Guest essay by Eric Worrall
The sudden surge of a nasty parasitic disease which has infected half a dozen people in the last 3 months has been blamed on climate.
A Brain-Invading Parasite Is Believed To Be Spreading Because Of Climate Change
Rhett Jones Apr 9, 2017, 4:00pm
Health officials in Hawaii have been warning residents not to touch snails or slugs with their bare hands because of an increase in cases of people coming into contact with a rare parasitic infection known as a rat lungworm. Experts are blaming its sudden spread across the United States on climate change and globalisation.
In the last two decades, there have only been two documented cases of rat lungworm infections in Hawaii. But in the past three months, six more cases have occurred in rapid succession. Other states where it has recently popped up include California, Alabama, Louisiana and Florida. According to the Atlantic, the first known case of the disease occurred in Taiwan in 1944 but in the past few years, it’s believed to have spread to the U.S. by way of rats in cargo ships.
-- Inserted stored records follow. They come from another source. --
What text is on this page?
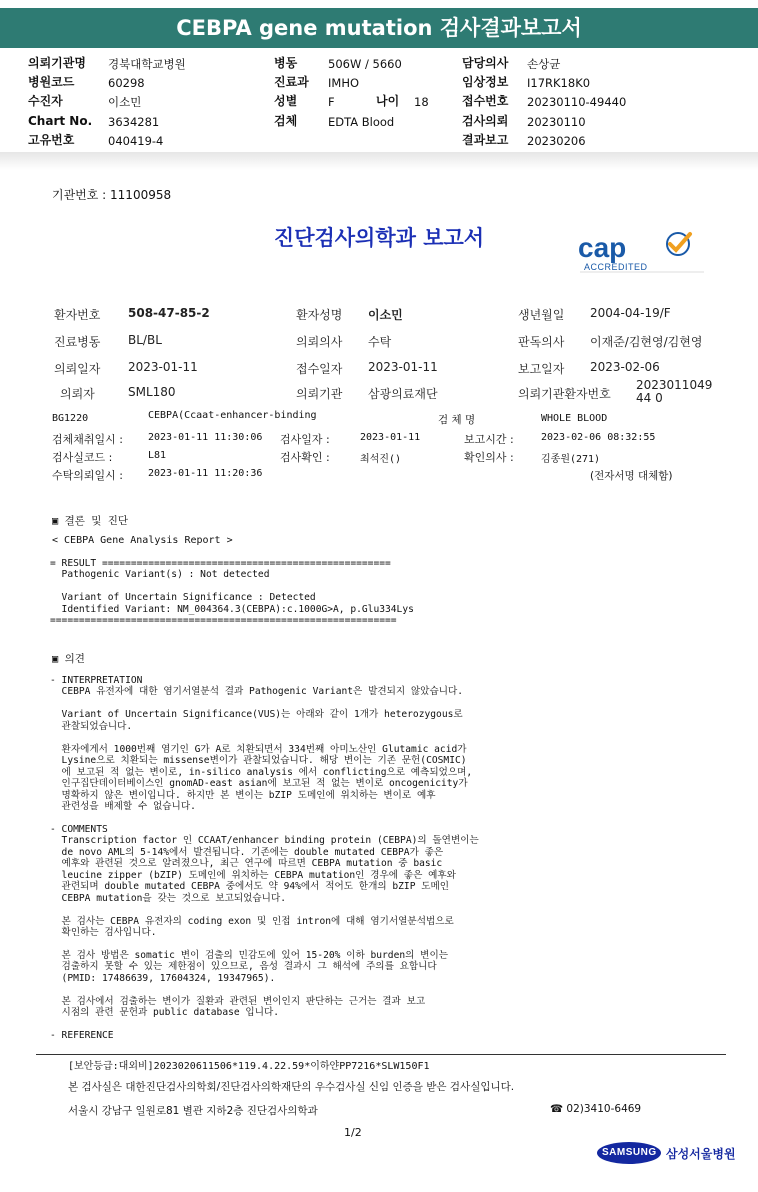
CEBPA gene mutation 검사결과보고서
의뢰기관명 경북대학교병원
병원코드	60298
수진자	이소민
Chart No. 3634281
고유번호	040419-4
병동	506W / 5660
진료과 IMHO
성별	F	나이 18
검체	EDTA Blood
담당의사 손상균
임상정보 I17RK18K0
접수번호 20230110-49440
검사의뢰 20230110
결과보고 20230206
기관번호 : 11100958
진단검사의학과 보고서	cap
ACCREDITED
환자번호 508-47-85-2	환자성명 이소민	생년월일 2004-04-19/F
진료병동 BL/BL	의뢰의사 수탁	판독의사 이재준/김현영/김현영
의뢰일자 2023-01-11	접수일자 2023-01-11	보고일자 2023-02-06
의뢰자	SML180	의뢰기관 삼광의료재단	의뢰기관환자번호
202301104944 0
BG1220	CEBPA(Ccaat-enhancer-binding	검 체 명	WHOLE BLOOD
검체채취일시 :	2023-01-11 11:30:06 검사일자 :	2023-01-11	보고시간 :	2023-02-06 08:32:55
검사실코드 :	L81	검사확인 :	최석진()	확인의사 :	김종원(271)
수탁의뢰일시 :	2023-01-11 11:20:36	(전자서명 대체함)
▣ 결론 및 진단
< CEBPA Gene Analysis Report >
= RESULT ==================================================
Pathogenic Variant(s) : Not detected

Variant of Uncertain Significance : Detected
Identified Variant: NM_004364.3(CEBPA):c.1000G>A, p.Glu334Lys
============================================================
▣ 의견
- INTERPRETATION
CEBPA 유전자에 대한 염기서열분석 결과 Pathogenic Variant은 발견되지 않았습니다.

Variant of Uncertain Significance(VUS)는 아래와 같이 1개가 heterozygous로
관찰되었습니다.

환자에게서 1000번째 염기인 G가 A로 치환되면서 334번째 아미노산인 Glutamic acid가
Lysine으로 치환되는 missense변이가 관찰되었습니다. 해당 변이는 기존 문헌(COSMIC)
에 보고된 적 없는 변이로, in-silico analysis 에서 conflicting으로 예측되었으며,
인구집단데이터베이스인 gnomAD-east asian에 보고된 적 없는 변이로 oncogenicity가
명확하지 않은 변이입니다. 하지만 본 변이는 bZIP 도메인에 위치하는 변이로 예후
관련성을 배제할 수 없습니다.

- COMMENTS
Transcription factor 인 CCAAT/enhancer binding protein (CEBPA)의 돌연변이는
de novo AML의 5-14%에서 발견됩니다. 기존에는 double mutated CEBPA가 좋은
예후와 관련된 것으로 알려졌으나, 최근 연구에 따르면 CEBPA mutation 중 basic
leucine zipper (bZIP) 도메인에 위치하는 CEBPA mutation인 경우에 좋은 예후와
관련되며 double mutated CEBPA 중에서도 약 94%에서 적어도 한개의 bZIP 도메인
CEBPA mutation을 갖는 것으로 보고되었습니다.

본 검사는 CEBPA 유전자의 coding exon 및 인접 intron에 대해 염기서열분석법으로
확인하는 검사입니다.

본 검사 방법은 somatic 변이 검출의 민감도에 있어 15-20% 이하 burden의 변이는
검출하지 못할 수 있는 제한점이 있으므로, 음성 결과시 그 해석에 주의를 요합니다
(PMID: 17486639, 17604324, 19347965).

본 검사에서 검출하는 변이가 질환과 관련된 변이인지 판단하는 근거는 결과 보고
시점의 관련 문헌과 public database 입니다.

- REFERENCE
[보안등급:대외비]2023020611506*119.4.22.59*이하얀PP7216*SLW150F1
본 검사실은 대한진단검사의학회/진단검사의학재단의 우수검사실 신임 인증을 받은 검사실입니다.
서울시 강남구 일원로81 별관 지하2층 진단검사의학과	☎ 02)3410-6469
1/2
SAMSUNG 삼성서울병원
The severity of the disease can vary wildly, there’s no known treatment, and it’s notoriously difficult to diagnose.
Cases of rat lungworm infections have been documented in over 30 countries and health officials are worried about its appearance in areas where previously the habitat was believed to be unsuitable. One recent surprise location was in Oklahoma. Scientists fear that this is just another consequence of climate change.
Pretty terrifying right? The disease sounds nasty and painful, sometimes fatal, and it is currently untreatable.
But climate is not the primary cause of this problem.
The disease is described as difficult to detect, so a lot of cases in the past might have been misdiagnosed – the apparent surge in cases could simply be better diagnostics.
The referenced article in The Atlantic barely mentions climate change as a factor.